Channelpedia

PubMed 14615029


Referenced in: none

Automatically associated channels: Kv1.4



Title: Immunohistochemical localization of the voltage-gated potassium channel subunit Kv1.4 in the central nervous system of the adult rat.

Authors: Rafael Lujan, Carlos de Cabo de la Vega, Eduardo Dominguez del Toro, Juan J Ballesta, Manuel Criado, José M Juiz

Journal, date & volume: J. Chem. Neuroanat., 2003 Nov , 26, 209-24

PubMed link: http://www.ncbi.nlm.nih.gov/pubmed/14615029


Abstract
A large set of voltage-gated potassium channels is involved in regulating essential aspects of neuronal function in the central nervous system, thus contributing to the ability of neurons to respond to a given input. In the present study, we used immunocytochemical methods to elucidate the regional, cellular and subcellular distribution of the voltage-gated potassium channel subunit Kv1.4, a member of the Shaker subfamily, in the brain. At the light microscopic level, the Kv1.4 subunit showed a unique distribution pattern, being localized in specific neuronal populations of the rat brain.

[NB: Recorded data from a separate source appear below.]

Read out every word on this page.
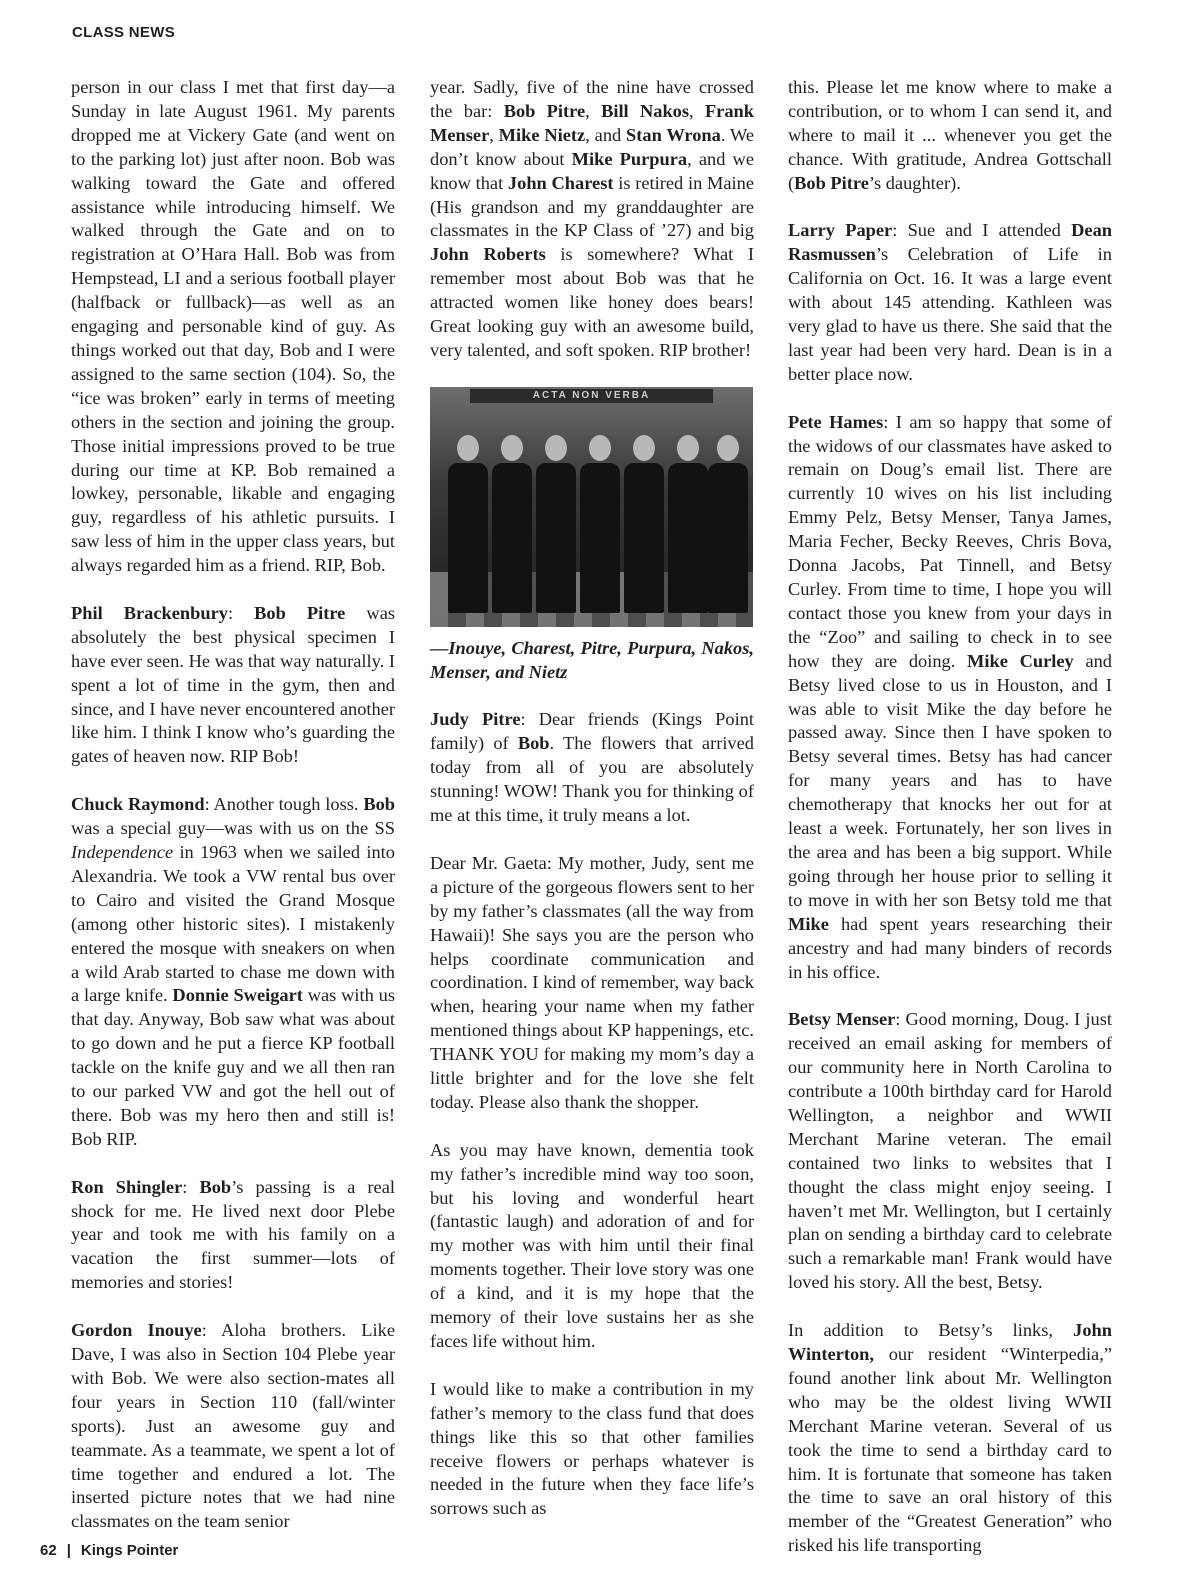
CLASS NEWS

person in our class I met that first day—a Sunday in late August 1961. My parents dropped me at Vickery Gate (and went on to the parking lot) just after noon. Bob was walking toward the Gate and offered assistance while introducing himself. We walked through the Gate and on to registration at O’Hara Hall. Bob was from Hempstead, LI and a serious football player (halfback or fullback)—as well as an engaging and personable kind of guy. As things worked out that day, Bob and I were assigned to the same section (104). So, the “ice was broken” early in terms of meeting others in the section and joining the group. Those initial impressions proved to be true during our time at KP. Bob remained a lowkey, personable, likable and engaging guy, regardless of his athletic pursuits. I saw less of him in the upper class years, but always regarded him as a friend. RIP, Bob.

Phil Brackenbury: Bob Pitre was absolutely the best physical specimen I have ever seen. He was that way naturally. I spent a lot of time in the gym, then and since, and I have never encountered another like him. I think I know who’s guarding the gates of heaven now. RIP Bob!

Chuck Raymond: Another tough loss. Bob was a special guy—was with us on the SS Independence in 1963 when we sailed into Alexandria. We took a VW rental bus over to Cairo and visited the Grand Mosque (among other historic sites). I mistakenly entered the mosque with sneakers on when a wild Arab started to chase me down with a large knife. Donnie Sweigart was with us that day. Anyway, Bob saw what was about to go down and he put a fierce KP football tackle on the knife guy and we all then ran to our parked VW and got the hell out of there. Bob was my hero then and still is! Bob RIP.

Ron Shingler: Bob’s passing is a real shock for me. He lived next door Plebe year and took me with his family on a vacation the first summer—lots of memories and stories!

Gordon Inouye: Aloha brothers. Like Dave, I was also in Section 104 Plebe year with Bob. We were also section-mates all four years in Section 110 (fall/winter sports). Just an awesome guy and teammate. As a teammate, we spent a lot of time together and endured a lot. The inserted picture notes that we had nine classmates on the team senior

year. Sadly, five of the nine have crossed the bar: Bob Pitre, Bill Nakos, Frank Menser, Mike Nietz, and Stan Wrona. We don’t know about Mike Purpura, and we know that John Charest is retired in Maine (His grandson and my granddaughter are classmates in the KP Class of ’27) and big John Roberts is somewhere? What I remember most about Bob was that he attracted women like honey does bears! Great looking guy with an awesome build, very talented, and soft spoken. RIP brother!

ACTA NON VERBA

—Inouye, Charest, Pitre, Purpura, Nakos, Menser, and Nietz

Judy Pitre: Dear friends (Kings Point family) of Bob. The flowers that arrived today from all of you are absolutely stunning! WOW! Thank you for thinking of me at this time, it truly means a lot.

Dear Mr. Gaeta: My mother, Judy, sent me a picture of the gorgeous flowers sent to her by my father’s classmates (all the way from Hawaii)! She says you are the person who helps coordinate communication and coordination. I kind of remember, way back when, hearing your name when my father mentioned things about KP happenings, etc. THANK YOU for making my mom’s day a little brighter and for the love she felt today. Please also thank the shopper.

As you may have known, dementia took my father’s incredible mind way too soon, but his loving and wonderful heart (fantastic laugh) and adoration of and for my mother was with him until their final moments together. Their love story was one of a kind, and it is my hope that the memory of their love sustains her as she faces life without him.

I would like to make a contribution in my father’s memory to the class fund that does things like this so that other families receive flowers or perhaps whatever is needed in the future when they face life’s sorrows such as

this. Please let me know where to make a contribution, or to whom I can send it, and where to mail it ... whenever you get the chance. With gratitude, Andrea Gottschall (Bob Pitre’s daughter).

Larry Paper: Sue and I attended Dean Rasmussen’s Celebration of Life in California on Oct. 16. It was a large event with about 145 attending. Kathleen was very glad to have us there. She said that the last year had been very hard. Dean is in a better place now.

Pete Hames: I am so happy that some of the widows of our classmates have asked to remain on Doug’s email list. There are currently 10 wives on his list including Emmy Pelz, Betsy Menser, Tanya James, Maria Fecher, Becky Reeves, Chris Bova, Donna Jacobs, Pat Tinnell, and Betsy Curley. From time to time, I hope you will contact those you knew from your days in the “Zoo” and sailing to check in to see how they are doing. Mike Curley and Betsy lived close to us in Houston, and I was able to visit Mike the day before he passed away. Since then I have spoken to Betsy several times. Betsy has had cancer for many years and has to have chemotherapy that knocks her out for at least a week. Fortunately, her son lives in the area and has been a big support. While going through her house prior to selling it to move in with her son Betsy told me that Mike had spent years researching their ancestry and had many binders of records in his office.

Betsy Menser: Good morning, Doug. I just received an email asking for members of our community here in North Carolina to contribute a 100th birthday card for Harold Wellington, a neighbor and WWII Merchant Marine veteran. The email contained two links to websites that I thought the class might enjoy seeing. I haven’t met Mr. Wellington, but I certainly plan on sending a birthday card to celebrate such a remarkable man! Frank would have loved his story. All the best, Betsy.

In addition to Betsy’s links, John Winterton, our resident “Winterpedia,” found another link about Mr. Wellington who may be the oldest living WWII Merchant Marine veteran. Several of us took the time to send a birthday card to him. It is fortunate that someone has taken the time to save an oral history of this member of the “Greatest Generation” who risked his life transporting

62 | Kings Pointer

The neuronal regions expressing the highest levels of Kv1.4 protein included the cerebral cortex, the hippocampus, the posterolateral and posteromedial ventral thalamic nuclei, the dorsolateral and medial geniculate nuclei, the substantia nigra and the dorsal cochlear nucleus. The Kv1.4 subunit was also present in other neuronal populations, with different levels of Kv1.4 immunoreactivity. In all immunolabeled regions, the Kv1.4 subunit was mostly diffusely distributed and, to a lesser extent, it stained cell bodies and proximal dendrites. Furthermore, Kv1.4 immunoreactivity was also detected in nerve terminals and axonal terminal fields. At the electron microscopic level, Kv1.4 was located postsynaptically in dendritic spines and shafts at extrasynaptic sites, as well as presynaptically in axon and active zone of axon terminals, in the neocortex and hippocampus. The findings indicate that Kv1.4 channels are widely distributed in the rat brain and suggest that activation of this channel would have different modulatory effects on neuronal excitability.